Depending on the design of the control engine board 550 more processing power may be necessary than the control engine board can handle. Since the Control surface board 552 is connected to the control engine board 550 on the same data bus 558 as the bus that handles communication between the control engine CPU 556 and the CPLD 560 and PSOC 562, the control surface board may include additional CPLD's and/or PSOCs to handle more of the processing necessary for the control module 554 to behave like a USB peripheral device.
The present invention allows for many different business models. For example, the musical instrument can be sold as hardware regardless of the presence of lack of presence or any proprietary and/or nonproprietary sound generation software. Proprietary sound generation software could be sold separately. In the case of open source software, a vendor could provide services for which it is compensated through licensing revenue. These services might include promulgating standards for the open source program, validating through review and testing that suggested improvements are in conformity with the standards and are compatible with other systems or system components and promulgate official approved versions of the open source software for which it charges a the user of the validated version of the software a license fee.

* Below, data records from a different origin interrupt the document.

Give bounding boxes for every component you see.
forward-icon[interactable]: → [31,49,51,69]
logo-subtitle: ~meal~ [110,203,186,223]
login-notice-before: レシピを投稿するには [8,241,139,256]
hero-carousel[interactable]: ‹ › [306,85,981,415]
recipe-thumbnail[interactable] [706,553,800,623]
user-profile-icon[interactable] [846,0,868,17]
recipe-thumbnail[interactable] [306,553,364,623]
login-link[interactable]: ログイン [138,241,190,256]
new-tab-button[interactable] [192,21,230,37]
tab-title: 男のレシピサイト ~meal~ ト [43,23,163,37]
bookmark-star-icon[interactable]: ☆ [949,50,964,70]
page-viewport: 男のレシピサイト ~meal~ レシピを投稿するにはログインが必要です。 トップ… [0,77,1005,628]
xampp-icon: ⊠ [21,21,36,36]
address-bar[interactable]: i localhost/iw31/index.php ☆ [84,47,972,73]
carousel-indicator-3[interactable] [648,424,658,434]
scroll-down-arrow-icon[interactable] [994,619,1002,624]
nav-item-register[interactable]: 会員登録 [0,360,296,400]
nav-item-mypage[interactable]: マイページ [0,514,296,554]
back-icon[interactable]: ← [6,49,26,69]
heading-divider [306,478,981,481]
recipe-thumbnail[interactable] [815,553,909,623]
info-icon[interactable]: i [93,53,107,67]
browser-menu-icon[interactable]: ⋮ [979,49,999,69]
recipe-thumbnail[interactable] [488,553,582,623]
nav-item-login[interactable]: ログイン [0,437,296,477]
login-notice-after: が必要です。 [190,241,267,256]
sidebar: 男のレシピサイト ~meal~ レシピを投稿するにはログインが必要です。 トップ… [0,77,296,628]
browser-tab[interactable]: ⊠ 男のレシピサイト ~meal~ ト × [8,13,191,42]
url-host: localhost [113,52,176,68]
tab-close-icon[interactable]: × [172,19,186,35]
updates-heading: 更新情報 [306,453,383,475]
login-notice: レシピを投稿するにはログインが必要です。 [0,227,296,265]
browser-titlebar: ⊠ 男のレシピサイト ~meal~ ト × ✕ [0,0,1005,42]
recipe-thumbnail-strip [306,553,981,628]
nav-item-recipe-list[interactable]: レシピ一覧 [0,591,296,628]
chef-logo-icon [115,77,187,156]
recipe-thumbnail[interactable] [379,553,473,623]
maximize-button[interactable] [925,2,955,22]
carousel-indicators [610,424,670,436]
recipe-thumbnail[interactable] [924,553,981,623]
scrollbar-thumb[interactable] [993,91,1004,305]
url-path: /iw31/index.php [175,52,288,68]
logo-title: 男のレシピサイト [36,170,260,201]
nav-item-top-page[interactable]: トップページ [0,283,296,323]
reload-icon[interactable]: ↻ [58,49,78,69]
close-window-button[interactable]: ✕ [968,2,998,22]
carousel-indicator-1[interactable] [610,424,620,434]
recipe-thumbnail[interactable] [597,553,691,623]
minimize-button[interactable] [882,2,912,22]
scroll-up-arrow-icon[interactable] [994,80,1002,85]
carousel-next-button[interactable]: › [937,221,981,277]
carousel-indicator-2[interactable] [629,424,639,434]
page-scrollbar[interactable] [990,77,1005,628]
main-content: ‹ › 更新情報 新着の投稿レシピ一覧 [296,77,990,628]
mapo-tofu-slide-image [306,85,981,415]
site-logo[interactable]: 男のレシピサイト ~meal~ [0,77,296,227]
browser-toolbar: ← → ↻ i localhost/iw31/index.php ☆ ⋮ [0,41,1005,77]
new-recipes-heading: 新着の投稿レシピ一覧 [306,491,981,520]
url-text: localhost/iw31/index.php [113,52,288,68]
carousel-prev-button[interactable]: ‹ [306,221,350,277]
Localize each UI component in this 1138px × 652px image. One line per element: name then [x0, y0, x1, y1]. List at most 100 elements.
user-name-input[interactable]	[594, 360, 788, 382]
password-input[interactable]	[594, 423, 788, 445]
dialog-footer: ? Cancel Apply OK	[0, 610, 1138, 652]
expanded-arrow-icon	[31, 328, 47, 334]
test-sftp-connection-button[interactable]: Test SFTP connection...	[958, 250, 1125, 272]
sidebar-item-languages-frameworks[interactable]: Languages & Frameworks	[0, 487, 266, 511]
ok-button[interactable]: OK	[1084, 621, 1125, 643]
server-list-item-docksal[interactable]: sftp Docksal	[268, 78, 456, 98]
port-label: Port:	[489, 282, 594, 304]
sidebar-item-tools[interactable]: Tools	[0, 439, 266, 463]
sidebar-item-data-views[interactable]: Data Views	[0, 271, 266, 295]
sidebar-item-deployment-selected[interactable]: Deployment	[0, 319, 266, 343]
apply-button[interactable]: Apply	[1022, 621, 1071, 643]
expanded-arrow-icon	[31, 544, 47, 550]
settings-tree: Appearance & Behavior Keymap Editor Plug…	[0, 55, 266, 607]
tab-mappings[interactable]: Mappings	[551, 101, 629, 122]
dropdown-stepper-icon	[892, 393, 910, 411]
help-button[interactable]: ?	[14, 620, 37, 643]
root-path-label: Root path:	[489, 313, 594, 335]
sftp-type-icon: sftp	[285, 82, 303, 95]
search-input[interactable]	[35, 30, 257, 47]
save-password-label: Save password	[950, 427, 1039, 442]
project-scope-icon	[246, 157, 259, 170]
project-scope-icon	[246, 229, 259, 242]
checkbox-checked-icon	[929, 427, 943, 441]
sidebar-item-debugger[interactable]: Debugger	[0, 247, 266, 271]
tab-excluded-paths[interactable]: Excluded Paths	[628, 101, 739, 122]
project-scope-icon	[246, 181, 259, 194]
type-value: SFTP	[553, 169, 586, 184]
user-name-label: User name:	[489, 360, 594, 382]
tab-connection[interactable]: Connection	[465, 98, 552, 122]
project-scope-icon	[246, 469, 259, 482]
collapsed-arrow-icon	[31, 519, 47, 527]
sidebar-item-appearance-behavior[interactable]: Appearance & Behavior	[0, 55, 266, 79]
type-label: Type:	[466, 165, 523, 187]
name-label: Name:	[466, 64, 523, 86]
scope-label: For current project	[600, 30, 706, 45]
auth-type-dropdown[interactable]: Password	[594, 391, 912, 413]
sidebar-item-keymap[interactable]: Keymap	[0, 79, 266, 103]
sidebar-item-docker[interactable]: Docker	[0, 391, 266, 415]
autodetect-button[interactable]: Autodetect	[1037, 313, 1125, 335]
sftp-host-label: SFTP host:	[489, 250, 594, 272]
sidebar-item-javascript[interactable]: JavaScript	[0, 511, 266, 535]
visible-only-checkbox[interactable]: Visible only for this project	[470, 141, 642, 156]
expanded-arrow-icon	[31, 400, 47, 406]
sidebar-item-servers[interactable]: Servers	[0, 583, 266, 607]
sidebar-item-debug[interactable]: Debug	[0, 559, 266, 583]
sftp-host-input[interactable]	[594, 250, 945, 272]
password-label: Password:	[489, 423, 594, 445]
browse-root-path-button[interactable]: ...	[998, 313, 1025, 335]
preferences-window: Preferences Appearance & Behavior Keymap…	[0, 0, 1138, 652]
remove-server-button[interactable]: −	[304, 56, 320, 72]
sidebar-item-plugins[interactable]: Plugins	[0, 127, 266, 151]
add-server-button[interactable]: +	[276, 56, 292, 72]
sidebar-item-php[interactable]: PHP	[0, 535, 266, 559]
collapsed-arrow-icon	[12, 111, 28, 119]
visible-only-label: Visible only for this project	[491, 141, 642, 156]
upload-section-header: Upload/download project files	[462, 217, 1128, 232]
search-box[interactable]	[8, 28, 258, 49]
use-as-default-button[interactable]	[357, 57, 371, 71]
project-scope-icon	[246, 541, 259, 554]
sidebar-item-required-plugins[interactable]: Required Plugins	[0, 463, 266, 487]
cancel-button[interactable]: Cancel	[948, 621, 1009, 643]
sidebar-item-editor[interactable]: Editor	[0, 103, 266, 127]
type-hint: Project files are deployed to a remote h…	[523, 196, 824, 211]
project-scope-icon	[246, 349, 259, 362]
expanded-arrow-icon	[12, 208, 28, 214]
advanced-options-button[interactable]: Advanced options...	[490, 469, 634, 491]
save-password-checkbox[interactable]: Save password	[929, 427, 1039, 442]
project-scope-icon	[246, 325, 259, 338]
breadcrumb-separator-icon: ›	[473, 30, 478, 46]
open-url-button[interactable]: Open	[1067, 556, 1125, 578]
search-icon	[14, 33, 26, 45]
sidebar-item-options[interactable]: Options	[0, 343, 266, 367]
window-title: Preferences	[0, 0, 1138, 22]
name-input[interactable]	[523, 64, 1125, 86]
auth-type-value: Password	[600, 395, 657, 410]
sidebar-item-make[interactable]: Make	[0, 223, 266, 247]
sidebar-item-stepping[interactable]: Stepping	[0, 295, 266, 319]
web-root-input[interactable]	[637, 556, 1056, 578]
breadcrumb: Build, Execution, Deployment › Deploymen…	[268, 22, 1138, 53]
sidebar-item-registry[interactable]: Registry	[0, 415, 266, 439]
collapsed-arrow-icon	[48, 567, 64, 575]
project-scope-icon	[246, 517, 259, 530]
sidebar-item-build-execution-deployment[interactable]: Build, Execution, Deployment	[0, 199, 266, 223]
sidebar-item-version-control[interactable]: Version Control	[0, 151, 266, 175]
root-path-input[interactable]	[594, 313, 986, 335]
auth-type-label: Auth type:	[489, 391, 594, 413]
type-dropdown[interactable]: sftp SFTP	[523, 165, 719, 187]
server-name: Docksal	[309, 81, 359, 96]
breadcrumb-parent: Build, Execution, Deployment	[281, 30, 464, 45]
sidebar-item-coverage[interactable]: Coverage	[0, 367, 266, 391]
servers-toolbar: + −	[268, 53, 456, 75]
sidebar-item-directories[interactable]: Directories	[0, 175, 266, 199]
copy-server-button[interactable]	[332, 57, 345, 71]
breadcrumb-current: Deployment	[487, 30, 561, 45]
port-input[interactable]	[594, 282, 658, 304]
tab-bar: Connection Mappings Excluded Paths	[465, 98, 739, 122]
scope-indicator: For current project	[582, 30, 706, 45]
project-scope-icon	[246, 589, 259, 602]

Validated versions of the software would provide users with a higher level of confidence in the performance of the software.
While the present invention has been described with reference to particular embodiments, it may be understood that the embodiments are illustrative and that the invention scope is not so limited. Any variations, modifications, additions and improvements to the embodiments described are possible. These variations, modifications, additions and improvements may fall within the scope of the invention as detailed within the following claims.